Unschlüssig stand Bjarne zwischen den Strohballen und vergrub die Hände in den Hosentaschen. »Tja, gerne. Bad und Klo müsst ihr drinnen benutzen, die Tür ist aber immer offen.«

»Sag mal, warst du in letzter Zeit mal auf dem Birken­hof?«, fragte Edgar unvermittelt.

Sein Freund sah ihn verwundert an. »Nein, nicht ein einziges Mal, seit deine Pferde da weg sind, wieso?«

Edgar hatte natürlich erzählt, dass sie in Marschdorf waren, um nach Alibaba zu suchen, aber die näheren Um­­stände und auch, dass sie Frau Jansen in Verdacht hatten, die Stute gestohlen zu haben, das hatte er für sich behalten.

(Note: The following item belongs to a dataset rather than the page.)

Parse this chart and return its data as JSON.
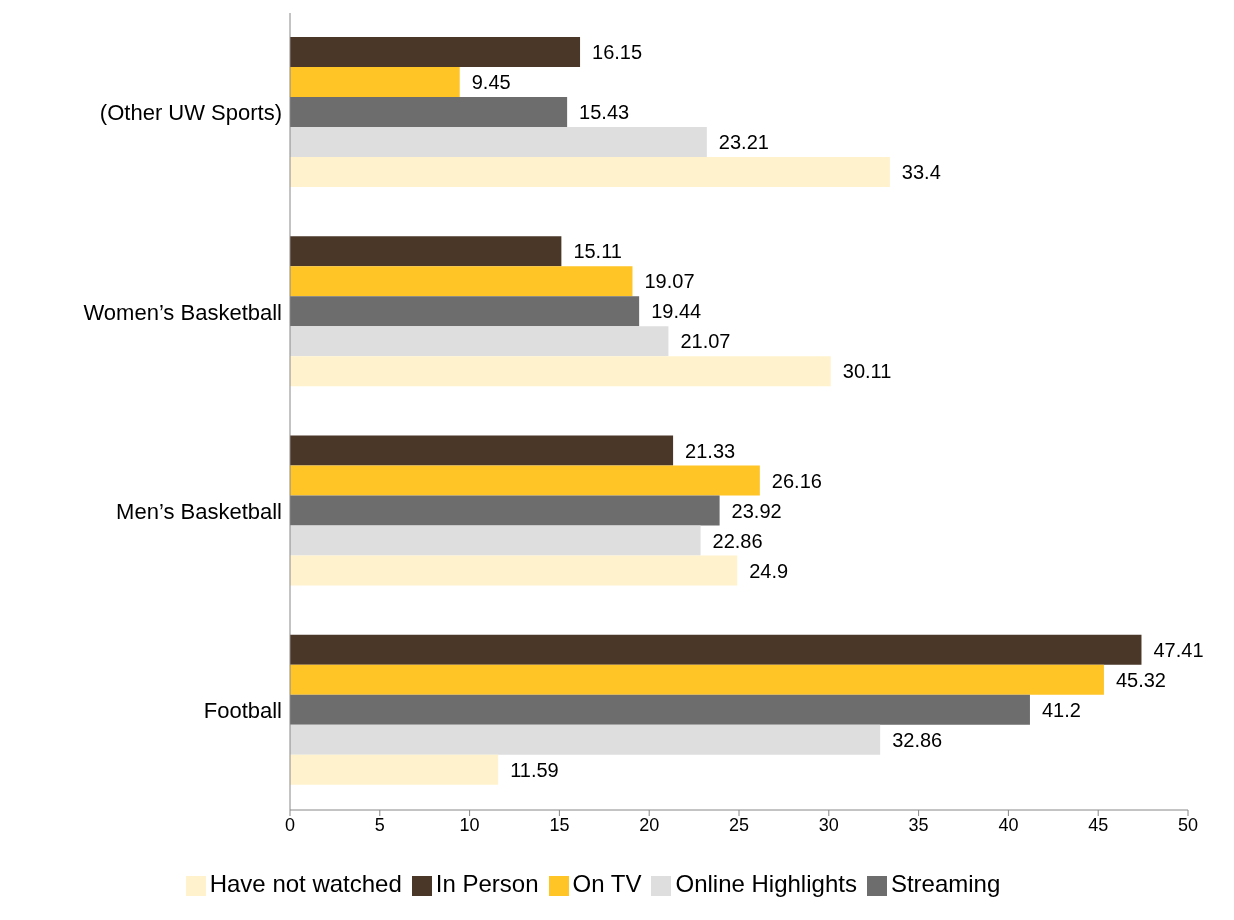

Jetzt winkte er Bjarne näher und erzählte ihm im Flüster­ton von den Angeboten am Telefon und ihrer Vermutung.

Bjarne ließ sich zwischen die Geschwister auf die Stroh­ballen fallen. Er kratzte sich ausgiebig am Kopf, als müsse er das Gehörte erst einmal verarbeiten. »Ich kann mir das gar nicht vorstellen«, sagte er schließlich. »Hauke arbeitet manchmal auf dem Birkenhof und nach dem, was er erzählt, sieht es da gar nicht gut aus. Die stehen kurz vor der Pleite.« Er warf Edgar einen skeptischen Blick zu. »Woher sollen die dann hunderttausend Euro nehmen, um ein Pferd zu kaufen? Und vor allem, warum?«

Das fragten Edgar und Malu sich allerdings auch, und dieser Frage mussten sie morgen unbedingt nachgehen! Vielleicht würden sie dann auch eine Spur von Alibaba finden.